Fathallah Sijilmassi : Je voudrais avant tout préciser que l’UpM est un cadre institutionnel de dialogue et de coopération et d'un processus qui a vocation à évoluer et à se consolider dans le temps. L’objectif global que se sont fixé les 43 États membres de l’UpM et tel qu’inscrit dans la déclaration de Paris de juillet 2008 vise à atteindre une zone de prospérité de paix et de stabilité en Méditerranée qui profiterait à tous les pays de la région. Bien entendu, cet objectif était également inscrit dans les accords de Barcelone de 1995.
L’avancée majeure est que la déclaration de Paris a fait référence pour la première fois aux instruments de coopération régionale, avec un mécanisme de suivi permanent (réunion de hauts fonctionnaires), une structure commune (secrétariat général de Barcelone) et une approche opérationnelle orientée vers la mise en œuvre de projets régionaux dans des domaines prioritaires tels que l’énergie, l’eau, le développement des PME, etc., comme priorités mesurables ayant un impact sur la vie des citoyens.
Je dirai donc que nous sommes dans une continuité renforcée du Processus de Barcelone.
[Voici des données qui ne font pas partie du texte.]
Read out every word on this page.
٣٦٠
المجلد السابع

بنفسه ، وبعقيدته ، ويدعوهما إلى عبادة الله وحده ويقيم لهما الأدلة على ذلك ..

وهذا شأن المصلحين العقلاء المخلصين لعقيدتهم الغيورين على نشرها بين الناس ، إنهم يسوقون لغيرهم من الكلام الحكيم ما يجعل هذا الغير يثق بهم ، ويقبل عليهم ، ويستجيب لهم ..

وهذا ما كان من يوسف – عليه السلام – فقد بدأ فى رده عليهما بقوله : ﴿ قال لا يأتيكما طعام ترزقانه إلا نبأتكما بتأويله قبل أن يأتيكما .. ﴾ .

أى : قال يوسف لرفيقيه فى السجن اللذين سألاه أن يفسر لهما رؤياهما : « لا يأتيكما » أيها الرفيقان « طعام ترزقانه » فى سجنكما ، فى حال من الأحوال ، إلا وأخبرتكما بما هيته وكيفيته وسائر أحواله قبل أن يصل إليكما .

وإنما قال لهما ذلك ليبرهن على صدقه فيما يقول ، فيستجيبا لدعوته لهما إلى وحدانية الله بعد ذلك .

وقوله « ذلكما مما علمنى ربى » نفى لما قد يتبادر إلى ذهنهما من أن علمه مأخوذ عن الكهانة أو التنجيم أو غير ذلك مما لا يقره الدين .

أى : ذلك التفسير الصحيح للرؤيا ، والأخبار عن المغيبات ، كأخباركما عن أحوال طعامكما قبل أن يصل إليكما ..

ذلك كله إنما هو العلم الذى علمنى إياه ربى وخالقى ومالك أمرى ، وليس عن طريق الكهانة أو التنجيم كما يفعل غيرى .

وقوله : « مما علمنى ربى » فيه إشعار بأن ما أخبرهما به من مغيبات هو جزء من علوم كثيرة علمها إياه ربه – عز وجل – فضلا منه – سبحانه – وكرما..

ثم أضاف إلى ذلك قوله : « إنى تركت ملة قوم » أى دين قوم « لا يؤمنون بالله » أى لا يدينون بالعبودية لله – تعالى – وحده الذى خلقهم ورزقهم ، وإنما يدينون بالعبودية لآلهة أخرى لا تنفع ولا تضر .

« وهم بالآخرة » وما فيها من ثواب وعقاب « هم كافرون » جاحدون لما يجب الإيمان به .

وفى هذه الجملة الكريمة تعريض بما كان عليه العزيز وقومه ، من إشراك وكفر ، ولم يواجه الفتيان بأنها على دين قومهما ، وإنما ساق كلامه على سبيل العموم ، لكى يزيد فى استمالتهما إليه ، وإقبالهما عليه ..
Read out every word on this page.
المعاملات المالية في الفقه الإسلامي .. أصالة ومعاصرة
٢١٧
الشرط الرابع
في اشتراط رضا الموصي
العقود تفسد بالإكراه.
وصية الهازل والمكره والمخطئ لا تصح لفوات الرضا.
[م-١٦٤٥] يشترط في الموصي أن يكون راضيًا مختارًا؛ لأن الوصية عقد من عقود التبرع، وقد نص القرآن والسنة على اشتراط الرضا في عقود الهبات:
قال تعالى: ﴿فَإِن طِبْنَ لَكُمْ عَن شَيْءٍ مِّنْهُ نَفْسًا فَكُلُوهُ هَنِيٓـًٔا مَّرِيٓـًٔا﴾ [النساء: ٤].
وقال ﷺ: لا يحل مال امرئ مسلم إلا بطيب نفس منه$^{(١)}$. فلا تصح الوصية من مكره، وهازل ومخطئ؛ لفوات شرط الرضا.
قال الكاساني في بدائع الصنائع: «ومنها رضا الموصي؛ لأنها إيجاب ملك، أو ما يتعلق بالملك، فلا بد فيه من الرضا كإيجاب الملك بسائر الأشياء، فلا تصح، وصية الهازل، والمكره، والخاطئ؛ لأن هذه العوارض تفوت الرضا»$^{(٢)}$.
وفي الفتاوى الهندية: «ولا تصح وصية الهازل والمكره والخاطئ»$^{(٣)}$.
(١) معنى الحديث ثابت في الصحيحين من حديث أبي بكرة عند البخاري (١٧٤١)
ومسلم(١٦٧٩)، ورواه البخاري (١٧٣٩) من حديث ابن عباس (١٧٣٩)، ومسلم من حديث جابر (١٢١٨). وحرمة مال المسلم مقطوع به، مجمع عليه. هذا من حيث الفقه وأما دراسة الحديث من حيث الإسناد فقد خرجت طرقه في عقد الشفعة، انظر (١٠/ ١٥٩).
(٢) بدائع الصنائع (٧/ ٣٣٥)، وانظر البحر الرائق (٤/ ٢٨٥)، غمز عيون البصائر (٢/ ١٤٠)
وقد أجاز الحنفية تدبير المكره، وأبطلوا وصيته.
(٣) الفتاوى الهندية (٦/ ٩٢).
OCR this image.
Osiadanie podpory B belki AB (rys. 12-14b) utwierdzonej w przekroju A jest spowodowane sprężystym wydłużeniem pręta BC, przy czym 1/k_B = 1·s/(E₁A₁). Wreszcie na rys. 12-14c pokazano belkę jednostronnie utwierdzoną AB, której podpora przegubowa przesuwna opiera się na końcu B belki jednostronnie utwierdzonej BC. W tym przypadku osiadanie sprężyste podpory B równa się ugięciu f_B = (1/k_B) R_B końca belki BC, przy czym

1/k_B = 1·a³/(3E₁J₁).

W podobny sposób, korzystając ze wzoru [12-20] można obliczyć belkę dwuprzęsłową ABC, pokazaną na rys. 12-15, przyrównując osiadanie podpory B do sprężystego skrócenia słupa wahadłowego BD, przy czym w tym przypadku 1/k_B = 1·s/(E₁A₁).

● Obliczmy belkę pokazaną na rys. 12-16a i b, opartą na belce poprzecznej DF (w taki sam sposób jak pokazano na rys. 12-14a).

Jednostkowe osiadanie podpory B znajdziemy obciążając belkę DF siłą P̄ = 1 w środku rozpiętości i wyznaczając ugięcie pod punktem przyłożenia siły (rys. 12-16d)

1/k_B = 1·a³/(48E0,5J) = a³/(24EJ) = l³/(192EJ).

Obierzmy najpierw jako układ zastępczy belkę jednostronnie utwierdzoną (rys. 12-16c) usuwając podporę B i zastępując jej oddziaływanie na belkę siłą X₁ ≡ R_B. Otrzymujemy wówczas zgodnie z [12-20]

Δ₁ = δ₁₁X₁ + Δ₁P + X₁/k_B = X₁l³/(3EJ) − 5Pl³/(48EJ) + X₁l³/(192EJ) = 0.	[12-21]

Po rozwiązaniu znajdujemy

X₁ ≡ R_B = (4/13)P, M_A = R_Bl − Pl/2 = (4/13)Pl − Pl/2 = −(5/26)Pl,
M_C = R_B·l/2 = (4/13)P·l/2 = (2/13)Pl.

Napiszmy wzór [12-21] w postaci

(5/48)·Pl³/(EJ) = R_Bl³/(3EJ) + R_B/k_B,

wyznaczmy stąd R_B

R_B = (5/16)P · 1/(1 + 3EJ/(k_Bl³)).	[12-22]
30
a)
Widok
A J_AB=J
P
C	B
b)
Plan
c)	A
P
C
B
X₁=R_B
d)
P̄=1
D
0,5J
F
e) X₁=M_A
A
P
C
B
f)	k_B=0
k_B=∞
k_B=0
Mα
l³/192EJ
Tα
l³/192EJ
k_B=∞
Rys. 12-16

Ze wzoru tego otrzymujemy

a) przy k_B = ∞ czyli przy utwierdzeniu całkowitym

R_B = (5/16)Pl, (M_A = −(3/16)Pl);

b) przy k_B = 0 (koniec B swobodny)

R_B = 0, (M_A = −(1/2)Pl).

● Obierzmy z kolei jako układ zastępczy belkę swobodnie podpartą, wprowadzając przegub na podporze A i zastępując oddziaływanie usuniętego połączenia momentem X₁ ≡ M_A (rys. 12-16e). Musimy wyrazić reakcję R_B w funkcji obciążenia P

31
Des pays tels que la France et l’Espagne ont joué, aux côtés des autres pays européens méditerranéens, un rôle clé pour donner une nouvelle impulsion opérationnelle au partenariat régional.
Beaucoup d’observateurs estiment que les ambitions affichées par l’UpM au départ ont été tempérées. Partagez-vous ce point de vue ?
Je ne le partage pas, car je constate que les objectifs politiques et globaux sont plus que jamais confirmés. L’ambition est toujours là. Plus d’actualité que jamais. C’est la méthode de travail qui a changé. Les États membres de l’UpM ont résolument choisi d’adopter une approche plus pragmatique et graduelle. Il s’agit d’être ambitieux dans la vision et opérationnel dans la démarche.
L’UpM est venu donner un souffle nouveau au partenariat déjà existant avec pour la première fois la création d’une organisation conjointe qui donne la même voix pour les pays du Sud et les pays du Nord. Ce nouveau partenariat d’égal à égal nous permet en même temps de rester en pleine cohérence avec la politique européenne de voisinage, qui, elle-même, connaît une nouvelle impulsion à la faveur du budget européen 2014-2020.
Le contexte qui a accompagné la création de l’UpM a totalement changé, tant sur le plan économique qu’au niveau politique. Est-ce que l’UpM a suivi cette mutation ? Comment ?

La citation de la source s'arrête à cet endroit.